In its call for a better EHR, the AMA listed the following priorities:

  1. Enhance physicians' ability to provide high-quality patient care;
  2. Support team-based care;
  3. Promote care coordination;
  4. Offer product modularity and configurability;
  5. Reduce the cognitive workload;
  6. Promote data liquidity;
  7. Facilitate digital and mobile patient engagement; and
  8.  Expedite user input into product design and post-implementation feedback.

Making mobility a priority
In its accompanying 12-page report, titled "Improving Care: Priorities to Improve Electronic Health Record Usability," AMA officials said the healthcare industry "remains the exception rather than the norm" in digital interaction.
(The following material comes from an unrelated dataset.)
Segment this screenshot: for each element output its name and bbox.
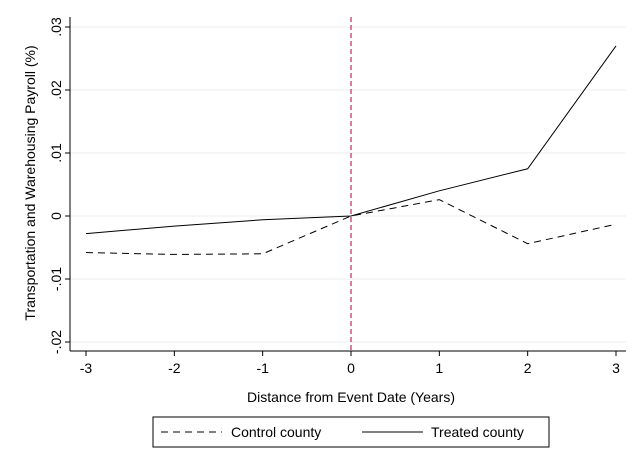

Physicians aren't creating portals through which patients can securely access their medical records, and may be forced to spend tens of thousands of dollars to do so to meet Meaningful Use requirements.

"Many of these requirements could be facilitated through digital patient engagement, but most EHRs are not designed to support it," the report noted.

Furthermore, the report noted that patients are taking advantage of wearable sensor technologies that could be used for real-time monitoring and tracking. "Over time, it is anticipated that wearable sensor technologies will become an important feature of the health IT ecosystem," the report stated. "Current EHRs offer limited or no capability to download and synthesize data from these technologies."

In its report, the AMA noted that mHealth is "expected to play a fundamental role in new payment and care delivery models," and it called on EHR providers to incorporate patient-fed data into the newly designed EHR.

"Patients themselves can be useful sources of their own medical information when well-designed tools and processes are put in place," the report said. "Whether for health and wellness and/or the management of chronic illnesses, interoperability between a patient’s mobile technology, telehealth technologies and EHR will be an asset. EHR vendors must anticipate this when incorporating interoperability in the design of future products."

Pressing the initiative
AMA officials said they would be working with physicians, vendors, legislators, researchers and healthcare administrators to push these priorities.

Among those advocating for the ADA's new initiatives is Steven Steinhubl, MD, director of the Digital Health program at San Diego-based Scripps Health and a member of the AMA Advisory Committee of EHR Physician Usability.

"Given the rapid growth of digital technology in healthcare, whether for health and wellness, or the management of chronic illness, a comprehensive health information technology strategy must include interoperability between a patient's mobile technology, telehealth technology and the electronic health record," Steinhubl said in the AMA press release.